“Blimey. That’s one big woman.”
My mother is 5 feet, 3 inches tall, and my father is 6 feet, 4 inches. Unfortunately for me, I got my height from my dad. I’m 5 feet,10 inches and best described as “having legs for days.” Because of my giant genes, my jeans must be ordered extra long and my shoes extra flat. However, when I feel like being intimidating, I put on my tallest heels and approach a towering 6 feet, 2 inches.
Sure, my long legs come in handy when I’m running late and need to be somewhere quickly, or when I’m at a concert and don’t have to worry about my view being blocked. But when it comes to dating, I used to wish I was a 5-foot shorty like my mother.
But now, I have come to accept that I will likely not date anyone taller than me. Tall men love the 5-footers. Maybe the height difference is some kind of boost to their masculinity? Men subconsciously search for dainty and small women to domesticate. Well, I have never been described as dainty or small, so I hate to disappoint you boys; you can exit this article now.
On the opposite end, most women don’t want a short guy. Again, subconsciously, women are looking for that power difference. Maybe to feel safe? To match the heteronormative status quo? My anger issues and uppercut hook make me feel safe enough, thank you very much.
What I’m trying to say is that tall women and short men really aren’t that different when it comes to dating. We’re both romantic rejects.
So, my modest proposal is that tall women and short men should start seeing their commonalities and give love a chance. Of course, attraction is not something you choose. If we could choose who we like, we wouldn’t have those embarrassing moments when you show your friend the guys you’ve talked to in the past, and they respond with “as long as you’re happy.” It’s OK, everyone regrets their past crushes.
But nonetheless, don’t let height be a deal breaker. I can tell you most people who know they’re hot stuff are usually the worst people to date. And I’m sorry, tall boys and short girls know they’re in demand and act accordingly. Whereas a romantic reject will be more humble, oftentimes more genuine and more appreciative of the moments they get to spend with you.
We know we’re not what the general population is looking for. So, we won’t act like douchebags. Of course, there’s always outliers, and it is really tough to get played by someone 2 feet shorter than you, but hey, love is a battlefield. Plus, it makes the breakup easier when you can say you were taller than them. Or when you can check off your list that you were powerful enough to pull a tall woman at one point in your life. Both forms of coping have merit in different ways.
Look at Donkey from “Shrek.” The love of his life is five times taller than him and a different species entirely, and they’re couple goals. We should all hope to find our soulmate whom we create weird half donkey half dragon children with. Is that too much to ask?

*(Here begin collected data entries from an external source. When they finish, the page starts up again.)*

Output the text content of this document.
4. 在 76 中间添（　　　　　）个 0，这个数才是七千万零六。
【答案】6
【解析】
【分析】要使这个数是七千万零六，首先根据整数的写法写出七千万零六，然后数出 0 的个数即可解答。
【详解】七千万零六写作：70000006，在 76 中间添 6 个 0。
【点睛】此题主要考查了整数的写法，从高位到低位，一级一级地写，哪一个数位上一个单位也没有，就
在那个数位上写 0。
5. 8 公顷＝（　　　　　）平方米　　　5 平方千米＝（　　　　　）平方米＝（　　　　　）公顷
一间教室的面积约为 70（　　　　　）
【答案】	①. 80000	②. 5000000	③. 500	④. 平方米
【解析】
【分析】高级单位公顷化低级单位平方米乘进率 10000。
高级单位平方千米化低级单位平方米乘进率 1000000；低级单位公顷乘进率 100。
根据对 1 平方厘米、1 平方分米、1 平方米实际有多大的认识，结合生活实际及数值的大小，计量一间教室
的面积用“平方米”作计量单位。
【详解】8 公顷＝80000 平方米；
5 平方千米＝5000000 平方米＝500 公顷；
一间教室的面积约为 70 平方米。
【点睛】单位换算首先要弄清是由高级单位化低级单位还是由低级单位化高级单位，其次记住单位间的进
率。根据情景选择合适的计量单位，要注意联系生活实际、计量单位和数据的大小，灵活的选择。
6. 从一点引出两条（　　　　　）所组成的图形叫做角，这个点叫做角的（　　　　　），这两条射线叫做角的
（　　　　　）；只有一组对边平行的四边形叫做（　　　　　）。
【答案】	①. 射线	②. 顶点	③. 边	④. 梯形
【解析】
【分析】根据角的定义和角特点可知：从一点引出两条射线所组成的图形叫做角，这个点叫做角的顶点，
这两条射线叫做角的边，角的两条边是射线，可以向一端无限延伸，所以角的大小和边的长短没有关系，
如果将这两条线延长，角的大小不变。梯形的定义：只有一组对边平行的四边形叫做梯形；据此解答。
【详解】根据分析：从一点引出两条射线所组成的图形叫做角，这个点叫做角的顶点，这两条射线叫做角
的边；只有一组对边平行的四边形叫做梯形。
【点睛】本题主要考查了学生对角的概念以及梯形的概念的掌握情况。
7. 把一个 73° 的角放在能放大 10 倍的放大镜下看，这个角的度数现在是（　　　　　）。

I know, tall girls are intimidating. I myself have been told that I am very scary to approach, so boys you might be putting up your defenses in comments saying you don’t want tall women in the first place, but I know you’re all in love with Lady Dimitrescu so that argument is moot. Girls will find it attractive when you are brave, even if we could pick you up and hold you on our hips like a toddler.
There is something irresistible about a man who is confident enough in himself to handle a tall girl like me.
People can get caught up in relationship aesthetics that we can disregard a whole population of people based on their height rather than their character. Height is not something that someone can control, having a bad personality and poor morals is. Are we really going to be that vain to disregard someone based on their height?
I don’t care how attractive you are physically, what’s attractive to me is being a good person and having a sense of humor. Gasp! Who’d’ve thought? You don’t have to be a certain height to garner my affection, you just have to be funny and kind. Some of the worst people I have dated are the ones taller than me. They know they’re tall and desired for it so they end up having little to no personality and even less morals.
All in all, the romantic rejects deserve love too. So girls, the next time a short guy approaches you don’t laugh him off and call him a ‘Farquad’ before you get to know him. And boys, if you see a tall girl, be like Donkey, and conquer that Dragon.
Maddie McMurrough is an agricultural communications and journalism junior and opinion writer for The Battalion.